Myra looked up at him without blinking. Slowly, obediently, she nodded.
It struck Brian that his own mother wasn’t much younger than Myra, that she could deteriorate in the future, that he might have to grapple, as Myra’s children were doing, with painful decisions.
Saddened, he put a gentle kiss on Myra’s brow, before closing her door and heading back across the street.
Celeste started calling Carter’s office at eight the next morning. Carter often called her that early from there, and he wasn’t working alone. More than once he had put her on hold while he gave instructions to one of his people.
Today no one answered the phone.
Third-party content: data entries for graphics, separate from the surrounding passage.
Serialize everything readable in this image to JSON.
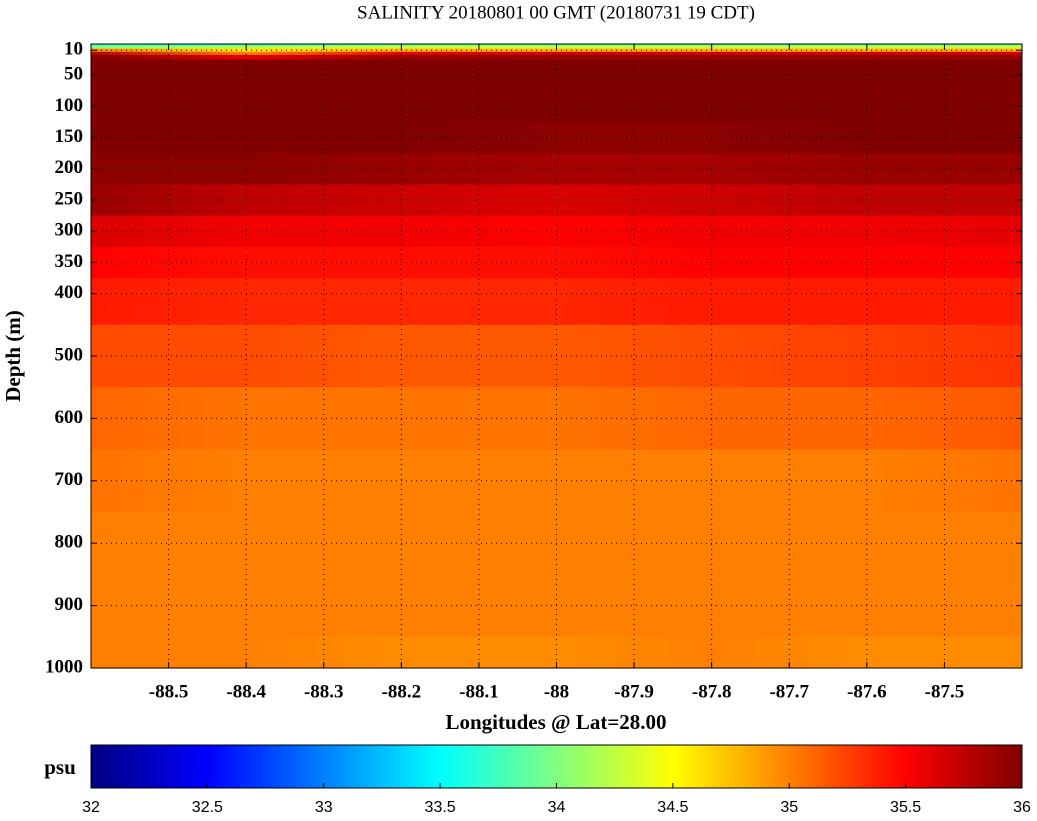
{
  "chart_data": {
    "type": "heatmap",
    "title": "SALINITY 20180801 00 GMT (20180731 19 CDT)",
    "x_label": "Longitudes @ Lat=28.00",
    "y_label": "Depth (m)",
    "x": [
      -88.6,
      -88.4,
      -88.2,
      -88.0,
      -87.8,
      -87.6,
      -87.4
    ],
    "y": [
      0,
      5,
      10,
      15,
      20,
      30,
      50,
      100,
      150,
      200,
      250,
      300,
      350,
      400,
      500,
      600,
      700,
      800,
      900,
      1000
    ],
    "values": [
      [
        33.7,
        33.6,
        33.8,
        33.8,
        33.8,
        33.8,
        33.8
      ],
      [
        34.0,
        34.2,
        34.3,
        34.3,
        34.3,
        34.3,
        34.3
      ],
      [
        35.0,
        34.6,
        34.8,
        34.8,
        34.8,
        34.8,
        34.8
      ],
      [
        35.8,
        35.0,
        35.6,
        35.7,
        35.7,
        35.7,
        35.7
      ],
      [
        36.0,
        35.6,
        35.9,
        35.9,
        35.9,
        35.9,
        35.9
      ],
      [
        36.0,
        36.0,
        36.0,
        36.0,
        36.0,
        36.0,
        36.0
      ],
      [
        36.0,
        36.0,
        36.0,
        36.0,
        36.0,
        36.0,
        36.0
      ],
      [
        36.0,
        36.0,
        36.0,
        36.0,
        36.0,
        36.0,
        36.0
      ],
      [
        36.0,
        36.0,
        36.0,
        35.95,
        35.95,
        36.0,
        36.0
      ],
      [
        35.95,
        35.95,
        35.9,
        35.85,
        35.85,
        35.9,
        35.9
      ],
      [
        35.9,
        35.75,
        35.7,
        35.65,
        35.7,
        35.75,
        35.75
      ],
      [
        35.65,
        35.55,
        35.55,
        35.5,
        35.55,
        35.55,
        35.6
      ],
      [
        35.5,
        35.45,
        35.45,
        35.45,
        35.5,
        35.5,
        35.5
      ],
      [
        35.4,
        35.35,
        35.35,
        35.35,
        35.4,
        35.4,
        35.4
      ],
      [
        35.2,
        35.2,
        35.15,
        35.15,
        35.2,
        35.25,
        35.3
      ],
      [
        35.1,
        35.05,
        35.05,
        35.05,
        35.1,
        35.1,
        35.15
      ],
      [
        35.05,
        35.0,
        35.0,
        35.0,
        35.0,
        35.0,
        35.05
      ],
      [
        35.0,
        35.0,
        35.0,
        35.0,
        35.0,
        35.0,
        35.0
      ],
      [
        35.0,
        35.0,
        35.0,
        35.0,
        35.0,
        35.0,
        35.0
      ],
      [
        35.0,
        35.0,
        34.95,
        34.95,
        35.0,
        34.95,
        34.95
      ]
    ],
    "xlim": [
      -88.6,
      -87.4
    ],
    "ylim": [
      0,
      1000
    ],
    "y_inverted": true,
    "xticks": [
      -88.5,
      -88.4,
      -88.3,
      -88.2,
      -88.1,
      -88,
      -87.9,
      -87.8,
      -87.7,
      -87.6,
      -87.5
    ],
    "yticks": [
      10,
      50,
      100,
      150,
      200,
      250,
      300,
      350,
      400,
      500,
      600,
      700,
      800,
      900,
      1000
    ],
    "grid": true,
    "colormap": "jet",
    "colorbar": {
      "label": "psu",
      "lim": [
        32,
        36
      ],
      "ticks": [
        32,
        32.5,
        33,
        33.5,
        34,
        34.5,
        35,
        35.5,
        36
      ]
    }
  }
}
She tried every five minutes, pacing between calls, impatient beyond belief, wanting things cleared up. It was bad enough that she didn’t know where her daughter was, but the shadow that Brian and Emily cast over Carter made things worse. She couldn’t believe that he was anything but wonderful, she just couldn’t.
Shortly before eight-thirty, Kay breezed through her door. “I just heard about Dawn! Why didn’t you call me last night?”
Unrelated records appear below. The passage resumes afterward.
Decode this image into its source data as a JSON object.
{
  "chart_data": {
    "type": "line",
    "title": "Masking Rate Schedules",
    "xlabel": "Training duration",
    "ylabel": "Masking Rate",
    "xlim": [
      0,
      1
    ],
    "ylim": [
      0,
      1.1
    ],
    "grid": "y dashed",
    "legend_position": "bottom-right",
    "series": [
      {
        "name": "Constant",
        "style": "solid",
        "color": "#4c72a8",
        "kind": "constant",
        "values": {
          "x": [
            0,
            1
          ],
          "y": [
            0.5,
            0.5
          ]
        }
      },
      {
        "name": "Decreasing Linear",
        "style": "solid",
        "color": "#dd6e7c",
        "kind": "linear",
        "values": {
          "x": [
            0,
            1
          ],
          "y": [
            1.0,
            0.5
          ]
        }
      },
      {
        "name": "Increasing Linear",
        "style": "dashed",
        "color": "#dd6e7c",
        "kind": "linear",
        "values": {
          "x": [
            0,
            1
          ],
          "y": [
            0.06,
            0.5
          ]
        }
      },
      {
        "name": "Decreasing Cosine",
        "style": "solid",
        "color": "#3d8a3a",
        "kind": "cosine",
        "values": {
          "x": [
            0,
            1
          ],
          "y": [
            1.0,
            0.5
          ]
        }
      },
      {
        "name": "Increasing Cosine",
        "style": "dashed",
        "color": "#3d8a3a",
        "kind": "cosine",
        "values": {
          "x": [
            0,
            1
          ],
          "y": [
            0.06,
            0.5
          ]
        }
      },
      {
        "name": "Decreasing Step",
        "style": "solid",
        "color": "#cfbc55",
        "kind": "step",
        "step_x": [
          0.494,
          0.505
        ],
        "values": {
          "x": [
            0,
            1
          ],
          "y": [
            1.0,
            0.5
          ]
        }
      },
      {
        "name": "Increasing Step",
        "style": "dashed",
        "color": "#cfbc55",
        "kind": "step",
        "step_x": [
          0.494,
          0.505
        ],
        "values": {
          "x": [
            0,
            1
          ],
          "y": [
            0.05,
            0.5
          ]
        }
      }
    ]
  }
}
“There didn’t seem any point. I had already talked with Marilee, and she didn’t know anything. I’m very confused, Kay. Is Dawn off somewhere, pulling a Dawn? Or am I supposed to worry?”
“Have you reached Carter?”
Celeste grew wary. “How did you know I was trying?”
“Brian stopped by. He’ll be over in a little while. He had to do a few things at the station. Did you reach him?”
Celeste knew what Brian was thinking, but he was dead wrong. She intended to prove it. “No one’s at his office yet. Someone should be in by nine.”
“Carter told you he was going to Paris?”